Save Fitted Quantiles
Saves the fitted quantile values as a new column in the current data table. See Statistical Details for Fitted Quantiles (Legacy).
Save Density Formula
Creates a new column in the current data table that contains fitted values that have been computed by the density formula. The density formula uses the estimated parameter values.
Save Transformed
Creates a new column and saves a formula. The formula can transform the column to normality using the fitted distribution. This option is available only when one of the Johnson distributions, the Glog distribution, or the SHASH distribution is fit.
Remove Fit
Removes the distribution fit from the report window.
The Diagnostic Plot option creates a quantile or a probability plot. Depending on the fitted distribution, the plot is in one of the following four formats.
• Weibull with threshold
• Gamma
• Beta
• Poisson
• GammaPoisson
• Binomial
• BetaBinomial
• Normal
• Normal Mixtures
• Exponential
• Weibull
• LogNormal
• Extreme Value
• SHASH
• Johnson Sl
• Johnson Sb
• Johnson Su
• Glog
The following options are available in the Diagnostic Plot red triangle menu:
Rotate
Reverses the x- and y-axes.
Confidence Limits
Draws Lilliefors 95% confidence limits for the Normal Quantile plot, and 95% equal precision bands with a = 0.001 and b = 0.99 for all other quantile plots (Meeker and Escobar 1998).
Line of Fit
Draws the straight diagonal reference line. If a variable fits the selected distribution, the values fall approximately on the reference line.
Median Reference Line
Draws a horizontal line at the median of the response.
The Goodness of Fit option computes the goodness of fit test for the fitted distribution. The goodness of fit tests are not Chi-square tests, but are EDF (Empirical Distribution Function) tests. EDF tests offer advantages over the Chi-square tests, including improved power and invariance with respect to histogram midpoints.
• For Normal distributions, the Shapiro-Wilk test for normality is reported when the sample size is less than or equal to 2000. The KSL test is computed for samples that are greater than 2000.
• For discrete distributions that have sample sizes less than or equal to 30, the Goodness of Fit test is formed using two one-sided exact Kolmogorov tests combined to form a near-exact test. See Conover (1972). For sample sizes greater than 30, a Pearson Chi-squared goodness of fit test is performed.
• For statistical details, see Fit Distribution Options (Legacy).
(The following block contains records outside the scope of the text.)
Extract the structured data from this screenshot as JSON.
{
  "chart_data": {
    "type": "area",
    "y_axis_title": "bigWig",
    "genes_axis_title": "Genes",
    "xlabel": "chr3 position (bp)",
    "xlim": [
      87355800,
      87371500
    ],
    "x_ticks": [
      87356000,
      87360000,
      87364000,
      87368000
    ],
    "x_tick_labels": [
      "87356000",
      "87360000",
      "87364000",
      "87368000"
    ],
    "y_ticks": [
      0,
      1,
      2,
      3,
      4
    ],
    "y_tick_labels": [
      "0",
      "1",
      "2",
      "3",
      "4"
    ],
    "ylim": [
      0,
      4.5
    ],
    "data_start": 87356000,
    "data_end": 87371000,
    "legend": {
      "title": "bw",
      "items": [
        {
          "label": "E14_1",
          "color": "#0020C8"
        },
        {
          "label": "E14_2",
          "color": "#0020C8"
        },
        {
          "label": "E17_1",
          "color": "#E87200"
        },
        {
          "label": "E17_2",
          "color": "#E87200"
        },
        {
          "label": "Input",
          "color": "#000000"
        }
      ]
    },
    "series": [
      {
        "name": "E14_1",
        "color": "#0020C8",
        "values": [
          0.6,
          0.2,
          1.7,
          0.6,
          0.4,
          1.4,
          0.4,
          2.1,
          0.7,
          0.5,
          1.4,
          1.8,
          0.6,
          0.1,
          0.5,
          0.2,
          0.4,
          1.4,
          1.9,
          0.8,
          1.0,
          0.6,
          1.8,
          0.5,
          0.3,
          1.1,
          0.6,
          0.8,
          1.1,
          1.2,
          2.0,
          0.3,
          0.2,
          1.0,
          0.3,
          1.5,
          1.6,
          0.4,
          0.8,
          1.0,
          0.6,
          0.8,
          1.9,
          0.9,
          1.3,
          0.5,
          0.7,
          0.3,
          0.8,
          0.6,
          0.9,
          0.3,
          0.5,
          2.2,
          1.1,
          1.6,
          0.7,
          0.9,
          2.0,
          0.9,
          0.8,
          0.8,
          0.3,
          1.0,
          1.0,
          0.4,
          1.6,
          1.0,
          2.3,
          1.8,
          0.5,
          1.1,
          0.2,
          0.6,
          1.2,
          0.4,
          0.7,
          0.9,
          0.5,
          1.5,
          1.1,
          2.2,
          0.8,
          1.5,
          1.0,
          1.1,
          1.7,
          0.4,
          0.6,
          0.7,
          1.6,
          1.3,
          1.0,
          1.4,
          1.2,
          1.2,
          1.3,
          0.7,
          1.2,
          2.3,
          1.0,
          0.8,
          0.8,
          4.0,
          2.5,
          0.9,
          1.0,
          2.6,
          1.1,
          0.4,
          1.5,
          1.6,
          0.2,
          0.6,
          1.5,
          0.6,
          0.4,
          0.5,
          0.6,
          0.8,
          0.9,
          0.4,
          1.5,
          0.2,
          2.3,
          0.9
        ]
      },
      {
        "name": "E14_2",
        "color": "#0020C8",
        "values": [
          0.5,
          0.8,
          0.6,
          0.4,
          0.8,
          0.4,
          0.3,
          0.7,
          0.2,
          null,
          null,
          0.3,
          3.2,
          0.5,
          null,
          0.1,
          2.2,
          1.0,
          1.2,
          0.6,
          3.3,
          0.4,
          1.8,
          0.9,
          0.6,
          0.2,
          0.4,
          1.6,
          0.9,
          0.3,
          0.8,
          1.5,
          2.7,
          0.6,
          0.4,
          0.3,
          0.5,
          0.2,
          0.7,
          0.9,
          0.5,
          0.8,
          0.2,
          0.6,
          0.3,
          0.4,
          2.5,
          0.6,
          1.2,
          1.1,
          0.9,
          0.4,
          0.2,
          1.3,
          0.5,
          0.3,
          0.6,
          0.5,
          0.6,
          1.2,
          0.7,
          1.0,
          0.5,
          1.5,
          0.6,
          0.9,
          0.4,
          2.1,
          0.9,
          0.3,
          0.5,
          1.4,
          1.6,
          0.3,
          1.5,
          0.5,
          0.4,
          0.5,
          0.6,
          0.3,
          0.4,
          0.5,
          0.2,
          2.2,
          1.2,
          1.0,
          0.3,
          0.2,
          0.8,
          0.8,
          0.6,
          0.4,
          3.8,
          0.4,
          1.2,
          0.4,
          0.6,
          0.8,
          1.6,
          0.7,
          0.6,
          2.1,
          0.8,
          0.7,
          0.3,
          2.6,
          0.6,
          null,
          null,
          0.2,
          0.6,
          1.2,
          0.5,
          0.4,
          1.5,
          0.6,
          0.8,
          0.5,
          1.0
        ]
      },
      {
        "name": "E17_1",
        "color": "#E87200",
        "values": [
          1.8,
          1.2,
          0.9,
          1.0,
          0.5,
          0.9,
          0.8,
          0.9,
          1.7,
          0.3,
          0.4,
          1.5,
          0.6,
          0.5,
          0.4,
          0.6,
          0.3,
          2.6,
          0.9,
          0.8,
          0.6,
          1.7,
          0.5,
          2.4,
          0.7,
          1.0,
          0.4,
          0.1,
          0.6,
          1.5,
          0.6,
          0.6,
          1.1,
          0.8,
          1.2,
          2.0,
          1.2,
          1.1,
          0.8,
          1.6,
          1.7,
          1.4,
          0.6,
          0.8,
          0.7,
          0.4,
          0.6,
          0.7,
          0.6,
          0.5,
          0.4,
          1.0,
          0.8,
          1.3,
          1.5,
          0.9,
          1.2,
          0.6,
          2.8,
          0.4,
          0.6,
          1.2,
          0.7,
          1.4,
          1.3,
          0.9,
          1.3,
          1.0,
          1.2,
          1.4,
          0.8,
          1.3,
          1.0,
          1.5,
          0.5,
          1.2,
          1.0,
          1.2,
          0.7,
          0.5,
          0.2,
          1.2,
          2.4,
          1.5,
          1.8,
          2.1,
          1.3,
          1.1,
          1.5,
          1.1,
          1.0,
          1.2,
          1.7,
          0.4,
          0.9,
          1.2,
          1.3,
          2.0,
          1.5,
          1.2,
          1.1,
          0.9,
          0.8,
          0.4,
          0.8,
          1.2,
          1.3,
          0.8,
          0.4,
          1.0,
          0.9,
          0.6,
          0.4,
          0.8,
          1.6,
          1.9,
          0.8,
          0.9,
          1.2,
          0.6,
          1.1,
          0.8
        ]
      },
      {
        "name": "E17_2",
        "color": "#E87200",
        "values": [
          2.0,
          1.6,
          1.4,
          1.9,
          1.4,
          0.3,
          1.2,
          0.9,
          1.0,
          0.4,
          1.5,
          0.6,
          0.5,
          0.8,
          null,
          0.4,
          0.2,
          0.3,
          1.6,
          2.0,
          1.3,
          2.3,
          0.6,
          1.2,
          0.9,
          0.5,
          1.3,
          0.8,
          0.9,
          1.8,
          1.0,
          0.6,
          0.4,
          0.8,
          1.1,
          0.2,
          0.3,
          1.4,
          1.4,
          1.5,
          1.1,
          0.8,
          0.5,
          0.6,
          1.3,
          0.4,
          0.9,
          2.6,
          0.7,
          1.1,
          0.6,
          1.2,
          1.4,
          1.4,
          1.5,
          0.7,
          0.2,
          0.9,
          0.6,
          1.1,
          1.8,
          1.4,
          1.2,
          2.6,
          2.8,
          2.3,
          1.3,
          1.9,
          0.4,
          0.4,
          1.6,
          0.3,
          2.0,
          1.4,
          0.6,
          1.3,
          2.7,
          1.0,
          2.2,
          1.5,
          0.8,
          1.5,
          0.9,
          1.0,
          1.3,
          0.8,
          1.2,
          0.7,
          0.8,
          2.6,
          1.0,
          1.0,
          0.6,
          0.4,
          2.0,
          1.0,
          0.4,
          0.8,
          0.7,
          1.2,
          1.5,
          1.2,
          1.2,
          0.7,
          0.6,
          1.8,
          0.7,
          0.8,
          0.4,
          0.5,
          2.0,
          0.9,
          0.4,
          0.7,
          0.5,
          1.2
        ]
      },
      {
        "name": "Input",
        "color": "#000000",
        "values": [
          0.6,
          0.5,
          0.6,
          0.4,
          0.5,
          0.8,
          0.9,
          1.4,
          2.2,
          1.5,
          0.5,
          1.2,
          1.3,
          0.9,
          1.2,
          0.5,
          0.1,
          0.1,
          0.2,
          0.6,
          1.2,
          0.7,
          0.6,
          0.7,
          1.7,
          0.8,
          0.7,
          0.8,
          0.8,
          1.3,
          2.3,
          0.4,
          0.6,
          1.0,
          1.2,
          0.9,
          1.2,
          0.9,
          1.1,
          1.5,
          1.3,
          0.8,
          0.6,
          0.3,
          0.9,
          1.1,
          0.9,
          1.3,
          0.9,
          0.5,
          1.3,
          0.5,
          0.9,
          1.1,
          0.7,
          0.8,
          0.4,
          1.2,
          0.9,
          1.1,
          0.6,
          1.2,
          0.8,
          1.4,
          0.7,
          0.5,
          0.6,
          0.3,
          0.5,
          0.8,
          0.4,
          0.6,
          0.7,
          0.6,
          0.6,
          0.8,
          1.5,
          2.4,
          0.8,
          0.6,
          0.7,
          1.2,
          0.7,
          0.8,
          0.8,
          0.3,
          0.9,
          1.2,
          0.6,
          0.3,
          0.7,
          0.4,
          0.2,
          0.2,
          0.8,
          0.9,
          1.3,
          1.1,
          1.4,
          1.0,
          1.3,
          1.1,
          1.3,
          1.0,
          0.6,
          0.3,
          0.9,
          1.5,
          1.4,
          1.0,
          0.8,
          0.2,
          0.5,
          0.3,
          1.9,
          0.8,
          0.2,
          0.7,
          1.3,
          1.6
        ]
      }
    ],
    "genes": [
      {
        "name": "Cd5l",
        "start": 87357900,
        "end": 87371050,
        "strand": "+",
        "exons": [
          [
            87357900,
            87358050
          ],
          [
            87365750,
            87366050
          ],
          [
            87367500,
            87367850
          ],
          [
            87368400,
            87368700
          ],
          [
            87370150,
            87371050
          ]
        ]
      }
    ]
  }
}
The Spec Limits option opens a window that enables you to enter specification limits and a target. Then generalizations of the standard capability indices are computed. Note that for the normal distribution, 3σ is both the distance from the lower 0.135 percentile to median (or mean) and the distance from the median (or mean) to the upper 99.865 percentile. These percentiles are estimated from the fitted distribution, and the appropriate percentile-to-median distances are substituted for 3σ in the standard formulas.
• For statistical details, see Fit Distribution Options (Legacy).